Like I said, the vast majority of that feels like I'm repeating myself from the last threads, so I'm gonna shut up now.

Except for this . . . maybe one explanation for how this remains Gamism can be shown with the (maybe inadvisable) sports analogy again, from a different angle.  Let's consider a Gamist RPGs as team sport.  As I mentioned elsewhere, the individual memebers of a team can feel "good" about their participation in the competition no matter what the external measures might be.  By the same token, how they feel about their performance has NO effect on the objective measure of what happened to the team - that was a Win or a Loss, or perhaps a Tie.

One form of Gamist play is that in which the vast majority of the measurement of success is - how did the Team do?  Was the Party able to acheive what they wanted to acheive?  This form is one place where those who DON'T like the Gamist model presented in Ron's quote above go - it's not about *I'm* ahead, it's about *we're* ahead.  And *we're* can most certainly include the GM, though that requires acknowledging that the way in which he's "ahead" is somewhat different than the way the players are ahead (and usually involves a skillful presentation of the challenges of the module, and/or a clever compensation for the difficulties in maintaining "balance").

Now I'm really done.  G'night . . .

Gordon

Gordon
www.snap-game.com (under construction)

Ron Edwards

Gordon,

You ask, regarding my example, "Is this the whole of Gamism?"

NO! No, no, no! [jump around in circles]

It was an example of Gamism.

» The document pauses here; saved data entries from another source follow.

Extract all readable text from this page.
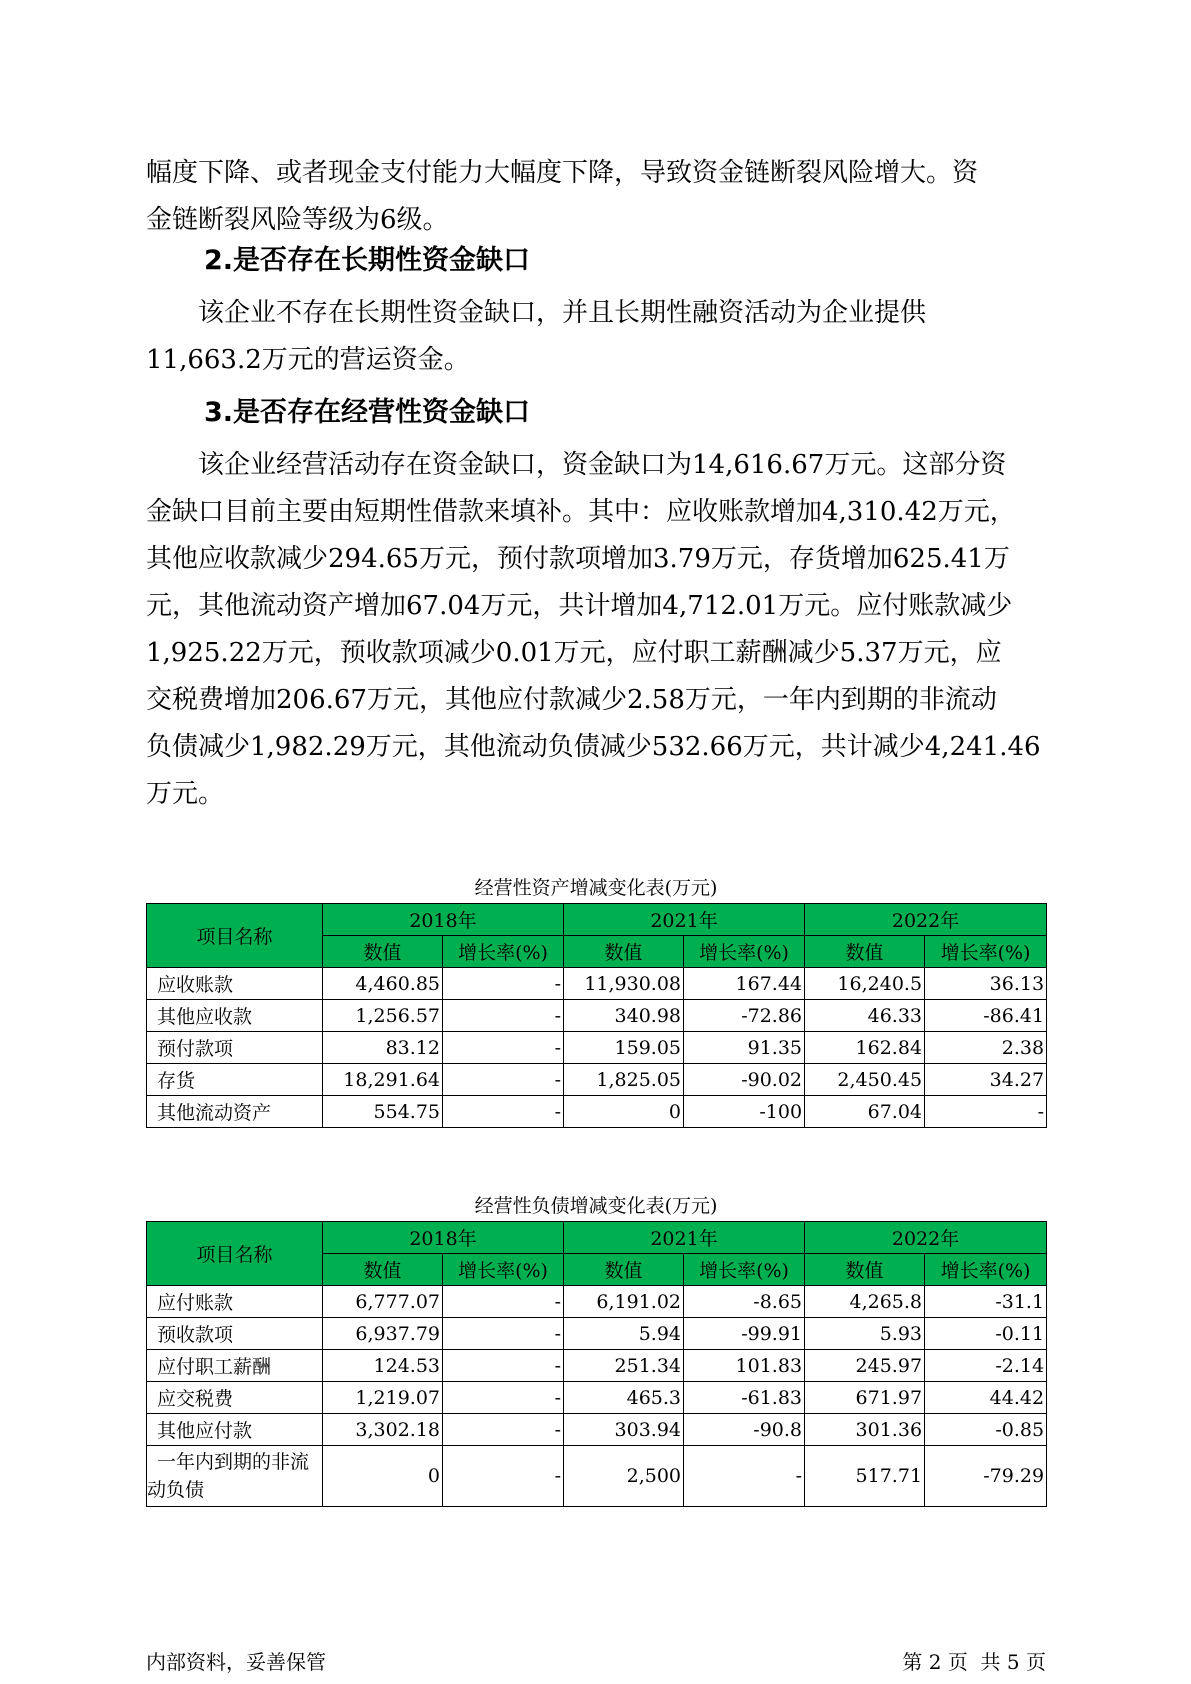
幅度下降、或者现金支付能力大幅度下降，导致资金链断裂风险增大。资
金链断裂风险等级为6级。
2.是否存在长期性资金缺口
　　该企业不存在长期性资金缺口，并且长期性融资活动为企业提供
11,663.2万元的营运资金。
3.是否存在经营性资金缺口
　　该企业经营活动存在资金缺口，资金缺口为14,616.67万元。这部分资
金缺口目前主要由短期性借款来填补。其中：应收账款增加4,310.42万元，
其他应收款减少294.65万元，预付款项增加3.79万元，存货增加625.41万
元，其他流动资产增加67.04万元，共计增加4,712.01万元。应付账款减少
1,925.22万元，预收款项减少0.01万元，应付职工薪酬减少5.37万元，应
交税费增加206.67万元，其他应付款减少2.58万元，一年内到期的非流动
负债减少1,982.29万元，其他流动负债减少532.66万元，共计减少4,241.46
万元。
经营性资产增减变化表(万元)
项目名称	2018年		2021年		2022年	
	数值	增长率(%)	数值	增长率(%)	数值	增长率(%)
应收账款	4,460.85	-	11,930.08	167.44	16,240.5	36.13
其他应收款	1,256.57	-	340.98	-72.86	46.33	-86.41
预付款项	83.12	-	159.05	91.35	162.84	2.38
存货	18,291.64	-	1,825.05	-90.02	2,450.45	34.27
其他流动资产	554.75	-	0	-100	67.04	-
经营性负债增减变化表(万元)
项目名称	2018年		2021年		2022年	
	数值	增长率(%)	数值	增长率(%)	数值	增长率(%)
应付账款	6,777.07	-	6,191.02	-8.65	4,265.8	-31.1
预收款项	6,937.79	-	5.94	-99.91	5.93	-0.11
应付职工薪酬	124.53	-	251.34	101.83	245.97	-2.14
应交税费	1,219.07	-	465.3	-61.83	671.97	44.42
其他应付款	3,302.18	-	303.94	-90.8	301.36	-0.85

一年内到期的非流
动负债	0	-	2,500	-	517.71	-79.29
内部资料，妥善保管	第 2 页  共 5 页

That means that Gamism is a big, big box, and this was a little box within it, chosen to illustrate the point of concern.

I am on record, multiple times, as stating that this mode of play has tremendous potential diversity regarding any number of its aspects. I'd appreciate it if I wasn't required, every bleedin' time I use an example, to remind people about this.

[pant, pant]

Gordon, you have done more than any other person to bring the discussion of Gamism to a meaningful accord, and I thank you for that, with great respect. Please pardon my orkish self in response to that one paragraph.